Art is never finished, only abandoned.
Leonardo da Vinci
Creativity is something that refuses to be measured by calendars; laughs at deadlines and always begs the question, ‘Could I make this better?’ Leonardo is right, at some point you just have to walk away, but how do you know when that is?
As many of you will know, because I keep harping on about it, my new novel The Story Collector will be published next year by Urbane Publications (woohoo!) Yes, I’m still woohooing and plan to woohoo for some time to come. Anyway, I’ve been working on this book, on and off, for about 18 months. In my eyes, it was ready. It’s been alpha read, beta read, edited and all that remained was a final proof read. Or so I thought.
I joked with my publisher that, bar any new characters coming along and upsetting things, I should have the final draft in by our agreed deadline. Well guess what? A new character came along! Well, not entirely new, but she was minor at best. All of a sudden, she has loads to say and to my amazement, lifts the whole story an extra notch. How did this happen?! I often find myself writing about the creative process and how so much of what we do is fumbling in the dark, while equally holding on to the belief that we are being guided. The original idea takes a perilous journey through countless drafts and rewrites, and much of the final touches are finding your way back to where you started.
I also paint and the process is exactly the same. You have an idea in your head and from the moment you start putting that idea on the canvas/page, you are on a voyage to get back to that original idea. You get led astray, fall down rabbit holes, become distracted by plots, deceived by characters. The only way you can see the work clearly is to stand back from the canvas. That is when you realise that you’re lacking depth, or that you need more highlighting, or perhaps the balance of the piece is leading the eye in the wrong direction. So you get back in there; darken here, lighten there, until it’s time to step back again and repeat the process all over again.

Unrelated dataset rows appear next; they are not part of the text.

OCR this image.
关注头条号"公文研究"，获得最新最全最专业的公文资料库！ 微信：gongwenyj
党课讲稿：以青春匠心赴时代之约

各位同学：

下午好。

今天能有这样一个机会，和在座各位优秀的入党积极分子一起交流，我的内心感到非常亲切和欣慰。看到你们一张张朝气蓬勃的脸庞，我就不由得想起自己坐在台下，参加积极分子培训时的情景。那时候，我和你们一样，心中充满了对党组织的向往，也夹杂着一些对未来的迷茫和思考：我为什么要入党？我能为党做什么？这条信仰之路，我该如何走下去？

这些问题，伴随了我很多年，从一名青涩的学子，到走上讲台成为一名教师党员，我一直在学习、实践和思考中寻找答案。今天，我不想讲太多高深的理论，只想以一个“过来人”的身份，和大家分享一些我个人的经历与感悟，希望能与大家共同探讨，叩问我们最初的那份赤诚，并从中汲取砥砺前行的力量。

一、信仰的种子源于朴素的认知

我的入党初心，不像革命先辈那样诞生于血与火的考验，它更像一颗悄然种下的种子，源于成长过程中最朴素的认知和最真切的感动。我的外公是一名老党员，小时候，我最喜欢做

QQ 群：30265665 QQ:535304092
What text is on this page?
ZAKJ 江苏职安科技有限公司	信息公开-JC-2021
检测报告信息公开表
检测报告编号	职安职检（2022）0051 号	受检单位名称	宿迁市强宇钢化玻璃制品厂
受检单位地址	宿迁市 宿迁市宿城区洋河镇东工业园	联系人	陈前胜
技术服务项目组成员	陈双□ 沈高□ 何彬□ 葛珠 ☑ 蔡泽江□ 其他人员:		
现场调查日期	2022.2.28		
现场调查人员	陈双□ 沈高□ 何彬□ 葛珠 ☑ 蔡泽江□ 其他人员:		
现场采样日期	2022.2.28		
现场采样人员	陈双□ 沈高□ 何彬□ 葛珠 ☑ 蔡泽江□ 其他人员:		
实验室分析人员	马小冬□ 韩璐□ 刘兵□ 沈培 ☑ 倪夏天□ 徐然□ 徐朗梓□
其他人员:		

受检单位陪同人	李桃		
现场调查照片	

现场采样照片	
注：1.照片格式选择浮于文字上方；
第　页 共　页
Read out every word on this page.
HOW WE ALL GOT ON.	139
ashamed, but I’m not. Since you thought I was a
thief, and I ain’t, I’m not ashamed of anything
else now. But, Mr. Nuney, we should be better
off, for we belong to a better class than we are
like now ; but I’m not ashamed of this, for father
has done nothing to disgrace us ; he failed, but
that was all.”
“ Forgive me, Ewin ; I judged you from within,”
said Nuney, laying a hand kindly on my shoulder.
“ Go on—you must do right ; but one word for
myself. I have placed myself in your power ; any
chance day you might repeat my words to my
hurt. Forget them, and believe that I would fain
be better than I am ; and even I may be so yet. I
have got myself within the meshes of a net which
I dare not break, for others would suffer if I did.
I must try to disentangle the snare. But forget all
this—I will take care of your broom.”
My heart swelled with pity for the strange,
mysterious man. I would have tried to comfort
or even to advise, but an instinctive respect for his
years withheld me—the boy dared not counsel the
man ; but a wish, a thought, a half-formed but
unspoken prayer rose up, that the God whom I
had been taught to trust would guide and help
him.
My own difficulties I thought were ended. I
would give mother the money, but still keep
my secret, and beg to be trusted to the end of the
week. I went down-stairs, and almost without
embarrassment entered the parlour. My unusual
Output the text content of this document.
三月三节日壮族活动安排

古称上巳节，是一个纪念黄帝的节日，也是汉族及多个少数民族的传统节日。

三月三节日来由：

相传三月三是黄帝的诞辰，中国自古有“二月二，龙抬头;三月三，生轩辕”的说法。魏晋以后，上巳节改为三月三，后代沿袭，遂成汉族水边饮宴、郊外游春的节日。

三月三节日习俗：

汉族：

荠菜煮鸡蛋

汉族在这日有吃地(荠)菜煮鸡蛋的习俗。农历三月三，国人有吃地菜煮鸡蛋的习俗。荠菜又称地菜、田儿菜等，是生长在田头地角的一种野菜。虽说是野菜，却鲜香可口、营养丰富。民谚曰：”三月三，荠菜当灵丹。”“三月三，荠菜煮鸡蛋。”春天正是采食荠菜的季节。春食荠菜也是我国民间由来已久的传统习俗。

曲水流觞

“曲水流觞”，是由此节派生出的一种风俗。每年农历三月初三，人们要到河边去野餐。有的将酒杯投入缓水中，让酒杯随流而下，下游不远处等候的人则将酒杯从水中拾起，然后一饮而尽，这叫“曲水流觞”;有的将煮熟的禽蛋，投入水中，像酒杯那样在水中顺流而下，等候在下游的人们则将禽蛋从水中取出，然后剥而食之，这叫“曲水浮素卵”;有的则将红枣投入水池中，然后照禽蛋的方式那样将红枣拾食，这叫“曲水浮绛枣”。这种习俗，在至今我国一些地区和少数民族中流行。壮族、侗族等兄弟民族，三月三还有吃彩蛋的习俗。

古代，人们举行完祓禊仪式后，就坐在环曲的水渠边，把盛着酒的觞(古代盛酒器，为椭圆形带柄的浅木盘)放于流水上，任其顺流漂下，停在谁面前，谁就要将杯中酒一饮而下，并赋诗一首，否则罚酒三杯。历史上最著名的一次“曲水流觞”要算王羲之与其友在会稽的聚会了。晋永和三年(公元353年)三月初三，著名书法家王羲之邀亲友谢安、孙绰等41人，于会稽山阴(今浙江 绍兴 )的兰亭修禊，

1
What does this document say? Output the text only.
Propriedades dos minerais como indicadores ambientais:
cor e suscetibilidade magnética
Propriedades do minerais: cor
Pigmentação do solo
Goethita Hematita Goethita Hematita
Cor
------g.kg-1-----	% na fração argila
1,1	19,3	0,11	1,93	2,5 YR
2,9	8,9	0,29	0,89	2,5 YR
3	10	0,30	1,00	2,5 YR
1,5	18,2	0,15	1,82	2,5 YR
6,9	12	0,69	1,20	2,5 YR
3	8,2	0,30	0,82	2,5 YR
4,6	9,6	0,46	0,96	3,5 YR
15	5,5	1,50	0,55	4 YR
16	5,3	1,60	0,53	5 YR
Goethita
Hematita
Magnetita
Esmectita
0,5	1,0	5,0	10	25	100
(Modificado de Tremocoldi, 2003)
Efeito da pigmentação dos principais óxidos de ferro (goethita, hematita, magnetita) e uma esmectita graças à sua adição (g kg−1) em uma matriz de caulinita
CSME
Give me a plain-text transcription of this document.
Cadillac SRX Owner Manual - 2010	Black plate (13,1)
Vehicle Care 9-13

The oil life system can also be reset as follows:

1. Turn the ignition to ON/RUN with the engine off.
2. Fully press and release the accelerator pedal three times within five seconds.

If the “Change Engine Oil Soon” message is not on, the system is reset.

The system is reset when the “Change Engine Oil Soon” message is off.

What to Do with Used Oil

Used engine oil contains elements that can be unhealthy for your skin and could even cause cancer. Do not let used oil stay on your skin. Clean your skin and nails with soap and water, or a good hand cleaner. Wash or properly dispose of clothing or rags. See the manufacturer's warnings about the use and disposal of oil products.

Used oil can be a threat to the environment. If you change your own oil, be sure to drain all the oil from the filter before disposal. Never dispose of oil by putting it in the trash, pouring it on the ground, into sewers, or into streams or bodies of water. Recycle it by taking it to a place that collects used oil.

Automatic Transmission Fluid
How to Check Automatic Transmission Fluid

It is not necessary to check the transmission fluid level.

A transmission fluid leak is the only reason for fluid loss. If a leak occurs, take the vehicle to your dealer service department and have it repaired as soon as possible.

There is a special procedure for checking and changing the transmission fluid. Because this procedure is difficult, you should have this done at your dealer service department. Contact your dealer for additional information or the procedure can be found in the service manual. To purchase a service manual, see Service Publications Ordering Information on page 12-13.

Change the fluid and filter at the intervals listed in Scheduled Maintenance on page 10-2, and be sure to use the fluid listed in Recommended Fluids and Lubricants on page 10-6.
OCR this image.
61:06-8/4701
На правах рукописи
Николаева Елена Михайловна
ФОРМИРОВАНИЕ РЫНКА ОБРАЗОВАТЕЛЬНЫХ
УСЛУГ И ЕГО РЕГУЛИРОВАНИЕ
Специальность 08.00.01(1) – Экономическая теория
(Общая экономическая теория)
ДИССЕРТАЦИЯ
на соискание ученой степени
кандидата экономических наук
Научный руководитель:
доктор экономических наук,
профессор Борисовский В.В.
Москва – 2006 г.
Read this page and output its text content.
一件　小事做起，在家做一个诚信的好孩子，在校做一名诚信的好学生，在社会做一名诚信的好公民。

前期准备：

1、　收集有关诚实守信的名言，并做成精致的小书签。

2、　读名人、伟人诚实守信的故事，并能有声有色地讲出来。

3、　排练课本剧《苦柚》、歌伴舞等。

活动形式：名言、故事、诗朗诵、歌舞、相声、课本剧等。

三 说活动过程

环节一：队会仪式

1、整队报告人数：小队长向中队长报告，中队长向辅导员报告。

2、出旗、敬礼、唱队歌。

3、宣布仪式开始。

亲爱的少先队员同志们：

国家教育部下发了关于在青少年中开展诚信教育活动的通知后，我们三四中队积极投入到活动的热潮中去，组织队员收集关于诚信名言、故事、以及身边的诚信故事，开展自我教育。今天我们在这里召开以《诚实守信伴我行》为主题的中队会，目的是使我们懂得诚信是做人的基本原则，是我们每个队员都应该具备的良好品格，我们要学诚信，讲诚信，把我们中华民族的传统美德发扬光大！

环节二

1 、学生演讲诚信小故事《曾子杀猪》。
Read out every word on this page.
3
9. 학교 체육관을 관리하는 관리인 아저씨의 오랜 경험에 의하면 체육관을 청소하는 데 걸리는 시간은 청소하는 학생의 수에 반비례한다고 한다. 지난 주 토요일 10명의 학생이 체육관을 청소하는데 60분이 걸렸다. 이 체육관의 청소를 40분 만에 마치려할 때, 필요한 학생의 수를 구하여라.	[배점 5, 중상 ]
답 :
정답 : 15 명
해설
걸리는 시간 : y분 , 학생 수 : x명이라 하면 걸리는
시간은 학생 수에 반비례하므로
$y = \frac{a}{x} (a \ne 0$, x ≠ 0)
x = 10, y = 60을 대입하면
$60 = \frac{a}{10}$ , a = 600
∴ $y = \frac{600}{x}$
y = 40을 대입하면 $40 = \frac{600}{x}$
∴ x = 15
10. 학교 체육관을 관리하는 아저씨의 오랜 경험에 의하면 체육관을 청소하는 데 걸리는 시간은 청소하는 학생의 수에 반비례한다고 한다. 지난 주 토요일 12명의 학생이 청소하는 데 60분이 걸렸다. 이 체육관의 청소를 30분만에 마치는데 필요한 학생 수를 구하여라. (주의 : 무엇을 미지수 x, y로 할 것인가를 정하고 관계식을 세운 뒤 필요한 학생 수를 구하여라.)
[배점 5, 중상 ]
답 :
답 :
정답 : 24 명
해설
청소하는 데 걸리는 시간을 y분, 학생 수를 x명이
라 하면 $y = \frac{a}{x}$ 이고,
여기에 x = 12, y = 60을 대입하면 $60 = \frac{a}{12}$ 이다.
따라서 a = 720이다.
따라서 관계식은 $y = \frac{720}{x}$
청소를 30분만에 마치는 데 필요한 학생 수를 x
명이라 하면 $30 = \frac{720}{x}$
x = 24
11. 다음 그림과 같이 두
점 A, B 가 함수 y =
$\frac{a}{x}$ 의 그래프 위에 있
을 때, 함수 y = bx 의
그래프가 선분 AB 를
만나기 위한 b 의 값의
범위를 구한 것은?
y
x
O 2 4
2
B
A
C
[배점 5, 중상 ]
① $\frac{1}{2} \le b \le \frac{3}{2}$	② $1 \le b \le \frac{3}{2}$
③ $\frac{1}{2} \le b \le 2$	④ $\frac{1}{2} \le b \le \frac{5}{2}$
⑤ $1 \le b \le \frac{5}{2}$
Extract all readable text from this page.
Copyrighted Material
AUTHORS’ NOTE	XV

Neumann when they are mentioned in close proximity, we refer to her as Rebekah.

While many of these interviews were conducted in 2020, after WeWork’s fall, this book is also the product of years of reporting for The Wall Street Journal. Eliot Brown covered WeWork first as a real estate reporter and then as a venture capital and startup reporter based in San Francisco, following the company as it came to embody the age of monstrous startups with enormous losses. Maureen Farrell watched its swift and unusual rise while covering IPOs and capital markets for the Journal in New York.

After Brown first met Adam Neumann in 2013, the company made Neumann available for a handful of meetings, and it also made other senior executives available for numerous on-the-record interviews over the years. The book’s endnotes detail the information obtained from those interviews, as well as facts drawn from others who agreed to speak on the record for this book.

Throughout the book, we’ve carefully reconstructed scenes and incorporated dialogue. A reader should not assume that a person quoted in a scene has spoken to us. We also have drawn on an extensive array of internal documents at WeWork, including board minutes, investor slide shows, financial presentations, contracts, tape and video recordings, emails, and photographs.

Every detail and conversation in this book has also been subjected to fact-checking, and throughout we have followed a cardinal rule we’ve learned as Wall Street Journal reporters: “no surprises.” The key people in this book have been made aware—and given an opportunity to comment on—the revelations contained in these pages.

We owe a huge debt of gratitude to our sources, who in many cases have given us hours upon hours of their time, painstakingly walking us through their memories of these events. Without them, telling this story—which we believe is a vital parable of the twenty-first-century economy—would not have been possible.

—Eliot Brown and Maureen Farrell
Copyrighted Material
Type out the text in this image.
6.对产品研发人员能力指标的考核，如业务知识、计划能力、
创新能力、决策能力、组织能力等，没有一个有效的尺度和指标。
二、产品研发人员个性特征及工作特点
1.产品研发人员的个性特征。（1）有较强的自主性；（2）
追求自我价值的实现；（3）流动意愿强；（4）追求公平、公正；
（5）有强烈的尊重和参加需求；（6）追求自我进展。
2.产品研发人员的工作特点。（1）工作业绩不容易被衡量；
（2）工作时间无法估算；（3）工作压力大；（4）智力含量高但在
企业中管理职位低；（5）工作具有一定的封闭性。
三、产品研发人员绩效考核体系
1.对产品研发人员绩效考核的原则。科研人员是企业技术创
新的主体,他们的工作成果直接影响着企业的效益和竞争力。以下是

When I first heard the phrase ‘Kill your darlings’, I thought I was going to have to bump off one of my favourite characters. Then I realised that it was those lines, paragraphs, or entire chapters that you have an irrational attachment to and can’t bear to cut, no matter how much they are dragging the rest of the story down. I’ve been revising the first three chapters (which are really crucial for capturing your reader’s attention) and paring back anything unnecessary. With each sweep, I’m losing more and more of the writing I thought was important, but turned out to be superfluous. My job at this point is to make it easy for the reader to slip into the story and want to continue reading.
So how do you know when you’re at the end? When you’ve given your novel all that you can? Is it when you can’t bear looking at it anymore? Or is it when you’ve pushed past that point and begun to see your novel as your future readers will?
George Saunders, author of Lincoln In The Bardo, wrote about this process in a recent article for The Guardian
You revise your reader up, in your imagination, with every pass. You keep saying to yourself: “No, she’s smarter than that. Don’t dishonour her with that lazy prose or that easy notion.”
And in revising your reader up, you revise yourself up too.
I wholeheartedly subscribe to Saunders’ idea of revising yourself up and never underestimating your audience or your ability. As Leonardo points out, there is never really complete satisfaction, but when you can walk away knowing that you’ve given more than you thought you could, that’s a good day’s work.